Think we have a handle on security as a society and as individuals and collectives doing more and more on-line and via mobiles? If so, stop reading and go back to your dogmatic slumber – and ignore the fact that earlier this month we heard that 4.6m Android users have downloaded a suspicious app that transmits personal data to a site in China.
If you are still with us – listen to at least one organisation that’s using outreach to try and identify not just solutions but even the shape of the problems we’ll be dealing with in five years time.
That at least is the mission of something called the Digital Systems Knowledge Transfer Network’s Cyber Security programme. If you are not familiar with KTNs, they are an effort by a body called the UK Technology Board to stimulate technology-enabled innovation in the areas which offer "the greatest scope for boosting UK growth and productivity".
Though sponsored by Vince ‘If It Moves, Cut It’ Cable’s BIS, it is not strictly a quango but a non-departmental public body; it works mainly by attempting to build networks between SMEs, academia and larger enterprises in a range of areas, green transport being one apart from ICT.
The security element of the KTN is headed up by a senior manager at QinetiQ called Tony Dyhouse, who among many initiatives is part of the recently launched "cyber security challenge" that is trying to drive employment prospects for UK graduates by offering a range of prizes and competitions that if they do well at will get their CVs sent to prospective hirers (which has to be good).
For Dyhouse, the main problem, though, isn’t just the one the CIO will be familiar with on a daily basis – the threat to the organisational perimeter. He is convinced things like that nasty little Android app and the recent fake Mozilla download that fooled at least 2,000 people into letting it onto their machines points to wider issues that could potentially affect us all. "If we don’t start educating people in safe use and developing best practice, these events are likely to the start of a huge wave of security failures," he told CBR this week.

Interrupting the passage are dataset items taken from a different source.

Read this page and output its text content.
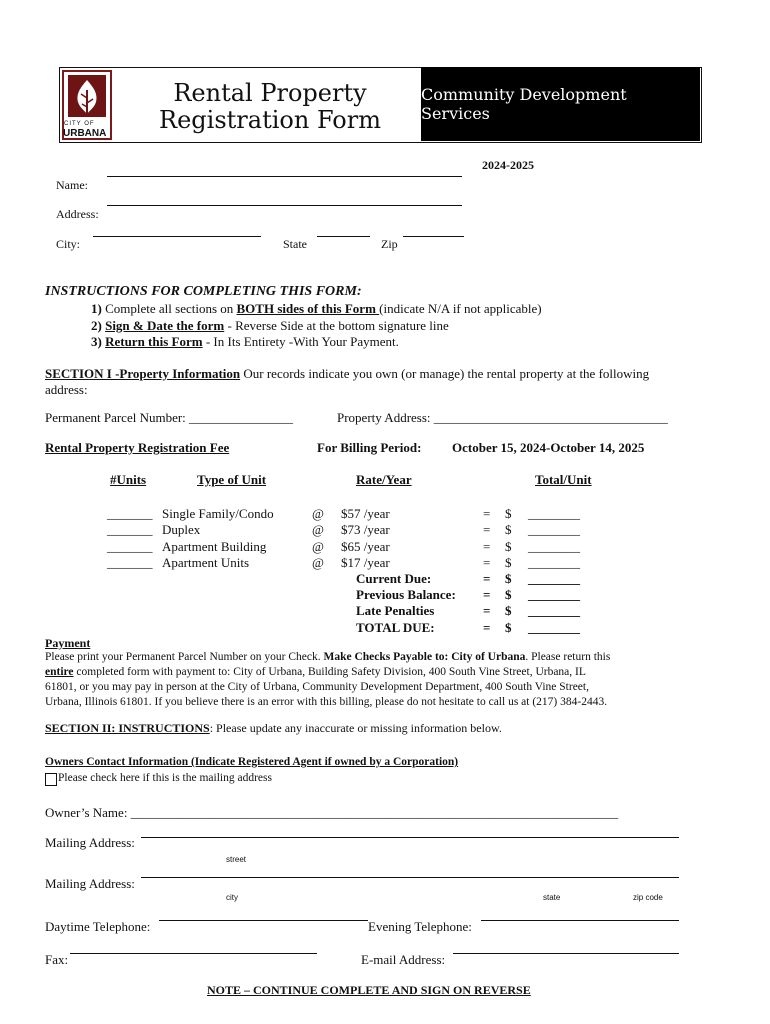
CITY OF
URBANA
Rental Property
Registration Form
Community Development Services
2024-2025
Name:
Address:
City:	State	Zip
INSTRUCTIONS FOR COMPLETING THIS FORM:
1) Complete all sections on BOTH sides of this Form (indicate N/A if not applicable)
2) Sign & Date the form - Reverse Side at the bottom signature line
3) Return this Form - In Its Entirety -With Your Payment.
SECTION I -Property Information Our records indicate you own (or manage) the rental property at the following
address:
Permanent Parcel Number: ________________	Property Address: ____________________________________
Rental Property Registration Fee	For Billing Period: October 15, 2024-October 14, 2025
#Units	Type of Unit	Rate/Year	Total/Unit
_______ Single Family/Condo	@ $57 /year	= $ ________
_______ Duplex	@ $73 /year	= $ ________
_______ Apartment Building	@ $65 /year	= $ ________
_______ Apartment Units	@ $17 /year	= $ ________
Current Due:	= $ ________
Previous Balance: = $ ________
Late Penalties	= $ ________
TOTAL DUE:	= $ ________
Payment
Please print your Permanent Parcel Number on your Check. Make Checks Payable to: City of Urbana. Please return this
entire completed form with payment to: City of Urbana, Building Safety Division, 400 South Vine Street, Urbana, IL
61801, or you may pay in person at the City of Urbana, Community Development Department, 400 South Vine Street,
Urbana, Illinois 61801. If you believe there is an error with this billing, please do not hesitate to call us at (217) 384-2443.
SECTION II: INSTRUCTIONS: Please update any inaccurate or missing information below.
Owners Contact Information (Indicate Registered Agent if owned by a Corporation)
Please check here if this is the mailing address
Owner’s Name: ___________________________________________________________________________
Mailing Address:
street
Mailing Address:
city	state	zip code
Daytime Telephone:	Evening Telephone:
Fax:	E-mail Address:
NOTE – CONTINUE COMPLETE AND SIGN ON REVERSE
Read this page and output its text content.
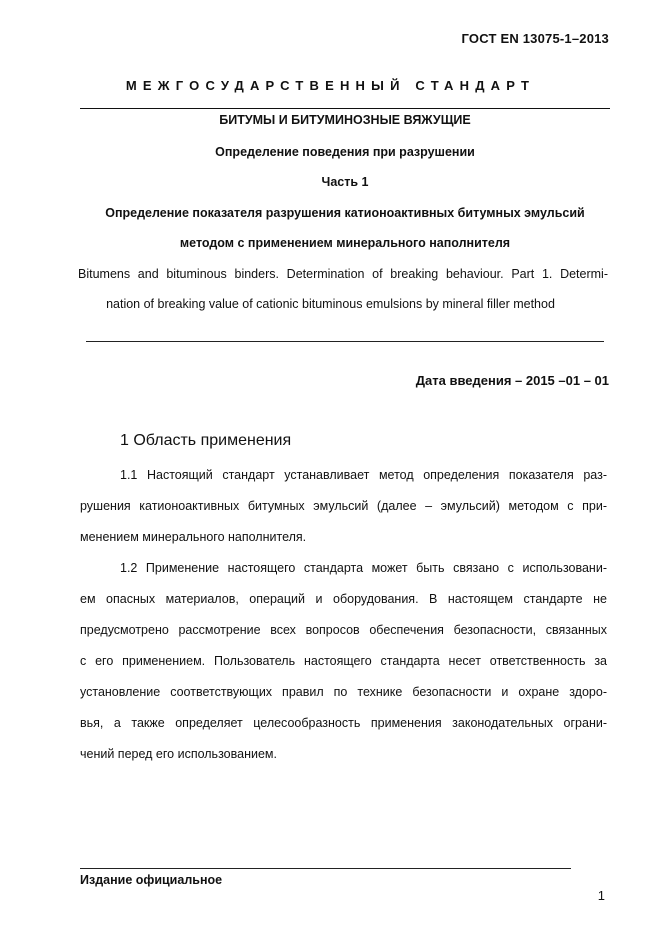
ГОСТ EN 13075-1–2013
МЕЖГОСУДАРСТВЕННЫЙ СТАНДАРТ
БИТУМЫ И БИТУМИНОЗНЫЕ ВЯЖУЩИЕ
Определение поведения при разрушении
Часть 1
Определение показателя разрушения катионоактивных битумных эмульсий
методом с применением минерального наполнителя
Bitumens and bituminous binders. Determination of breaking behaviour. Part 1. Determi-
nation of breaking value of cationic bituminous emulsions by mineral filler method
Дата введения – 2015 –01 – 01
1 Область применения
1.1 Настоящий стандарт устанавливает метод определения показателя раз-
рушения катионоактивных битумных эмульсий (далее – эмульсий) методом с при-
менением минерального наполнителя.
1.2 Применение настоящего стандарта может быть связано с использовани-
ем опасных материалов, операций и оборудования. В настоящем стандарте не
предусмотрено рассмотрение всех вопросов обеспечения безопасности, связанных
с его применением. Пользователь настоящего стандарта несет ответственность за
установление соответствующих правил по технике безопасности и охране здоро-
вья, а также определяет целесообразность применения законодательных ограни-
чений перед его использованием.
Издание официальное
1
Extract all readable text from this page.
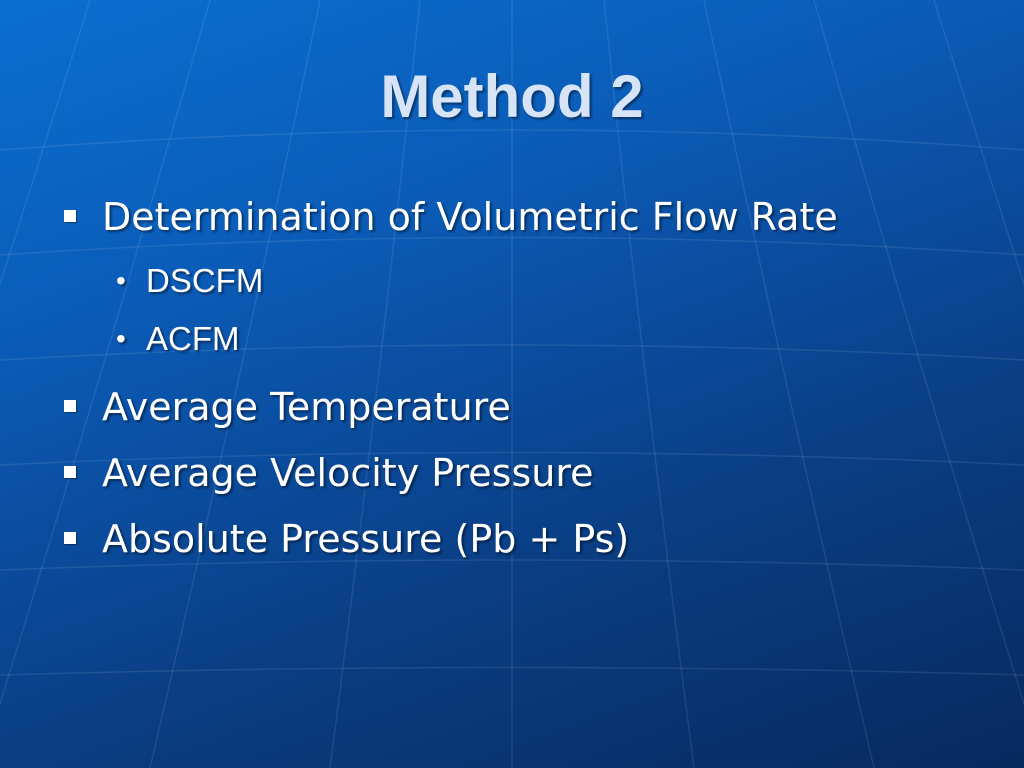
Method 2

Determination of Volumetric Flow Rate

• DSCFM

• ACFM

Average Temperature

Average Velocity Pressure

Absolute Pressure (Pb + Ps)
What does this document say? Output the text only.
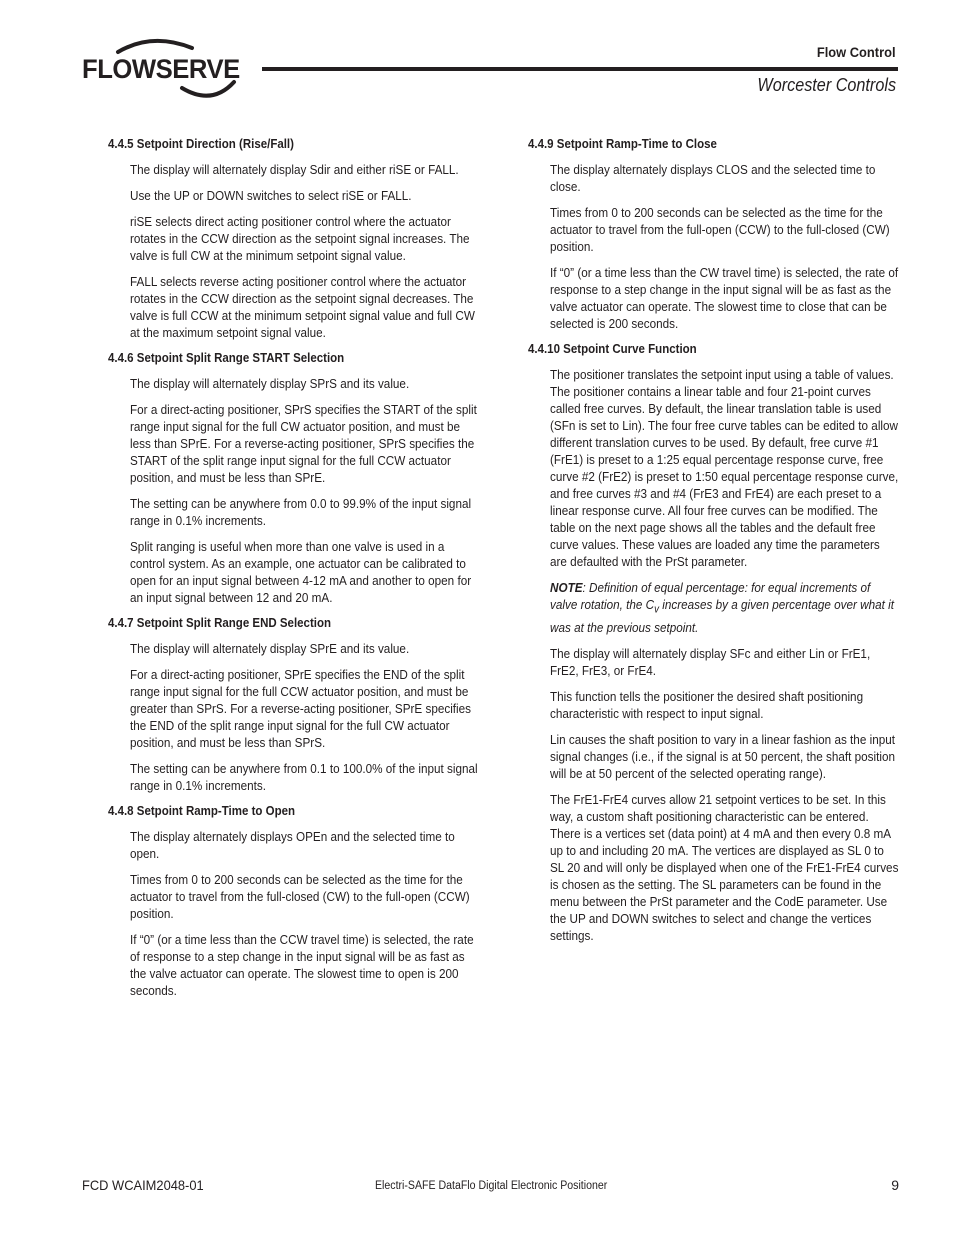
FLOWSERVE
Flow Control
Worcester Controls
4.4.5 Setpoint Direction (Rise/Fall)

The display will alternately display Sdir and either riSE or FALL.

Use the UP or DOWN switches to select riSE or FALL.

riSE selects direct acting positioner control where the actuator rotates in the CCW direction as the setpoint signal increases. The valve is full CW at the minimum setpoint signal value.

FALL selects reverse acting positioner control where the actuator rotates in the CCW direction as the setpoint signal decreases. The valve is full CCW at the minimum setpoint signal value and full CW at the maximum setpoint signal value.

4.4.6 Setpoint Split Range START Selection

The display will alternately display SPrS and its value.

For a direct-acting positioner, SPrS specifies the START of the split range input signal for the full CW actuator position, and must be less than SPrE. For a reverse-acting positioner, SPrS specifies the START of the split range input signal for the full CCW actuator position, and must be less than SPrE.

The setting can be anywhere from 0.0 to 99.9% of the input signal range in 0.1% increments.

Split ranging is useful when more than one valve is used in a control system. As an example, one actuator can be calibrated to open for an input signal between 4-12 mA and another to open for an input signal between 12 and 20 mA.

4.4.7 Setpoint Split Range END Selection

The display will alternately display SPrE and its value.

For a direct-acting positioner, SPrE specifies the END of the split range input signal for the full CCW actuator position, and must be greater than SPrS. For a reverse-acting positioner, SPrE specifies the END of the split range input signal for the full CW actuator position, and must be less than SPrS.

The setting can be anywhere from 0.1 to 100.0% of the input signal range in 0.1% increments.

4.4.8 Setpoint Ramp-Time to Open

The display alternately displays OPEn and the selected time to open.

Times from 0 to 200 seconds can be selected as the time for the actuator to travel from the full-closed (CW) to the full-open (CCW) position.

If “0” (or a time less than the CCW travel time) is selected, the rate of response to a step change in the input signal will be as fast as the valve actuator can operate. The slowest time to open is 200 seconds.

4.4.9 Setpoint Ramp-Time to Close

The display alternately displays CLOS and the selected time to close.

Times from 0 to 200 seconds can be selected as the time for the actuator to travel from the full-open (CCW) to the full-closed (CW) position.

If “0” (or a time less than the CW travel time) is selected, the rate of response to a step change in the input signal will be as fast as the valve actuator can operate. The slowest time to close that can be selected is 200 seconds.

4.4.10 Setpoint Curve Function

The positioner translates the setpoint input using a table of values. The positioner contains a linear table and four 21-point curves called free curves. By default, the linear translation table is used (SFn is set to Lin). The four free curve tables can be edited to allow different translation curves to be used. By default, free curve #1 (FrE1) is preset to a 1:25 equal percentage response curve, free curve #2 (FrE2) is preset to 1:50 equal percentage response curve, and free curves #3 and #4 (FrE3 and FrE4) are each preset to a linear response curve. All four free curves can be modified. The table on the next page shows all the tables and the default free curve values. These values are loaded any time the parameters are defaulted with the PrSt parameter.

NOTE: Definition of equal percentage: for equal increments of valve rotation, the $C_v$ increases by a given percentage over what it was at the previous setpoint.

The display will alternately display SFc and either Lin or FrE1, FrE2, FrE3, or FrE4.

This function tells the positioner the desired shaft positioning characteristic with respect to input signal.

Lin causes the shaft position to vary in a linear fashion as the input signal changes (i.e., if the signal is at 50 percent, the shaft position will be at 50 percent of the selected operating range).

The FrE1-FrE4 curves allow 21 setpoint vertices to be set. In this way, a custom shaft positioning characteristic can be entered. There is a vertices set (data point) at 4 mA and then every 0.8 mA up to and including 20 mA. The vertices are displayed as SL 0 to SL 20 and will only be displayed when one of the FrE1-FrE4 curves is chosen as the setting. The SL parameters can be found in the menu between the PrSt parameter and the CodE parameter. Use the UP and DOWN switches to select and change the vertices settings.

FCD WCAIM2048-01	Electri-SAFE DataFlo Digital Electronic Positioner	9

Usual security hype? It’s easy to be cynical about what Dyhouse is saying on one level and when pressed for solid, go-to market achievements his KTN have given us as yet he does go a little vapour-ish. But then that’s because what things like the Cyber Security Challenge and indeed the Programme and so on is about isn’t the straightforward development of new software box; it’s actually about boosting the level of the core debate.
Take iris recognition – touted so many times as the future of biometrics. You probably didn’t know that until the KTN started trying to fill the gap, this was all a pointless discussion as there were no iris databases around for anyone to try and develop anything serious.
Dyhouse’s team is also very active in putting smaller organisations in the right place to get on to things like the European Framework R&D programme, which is still surely a defensible way for universities, smaller firms, suppliers and bigger parties to do some cross-border blue-sky work. "We’re a catalyst," he says.
Talking shop, New Labour quango, waste of time? Sure. Now you come up with a better idea on how to do something a bit better about security than we now have.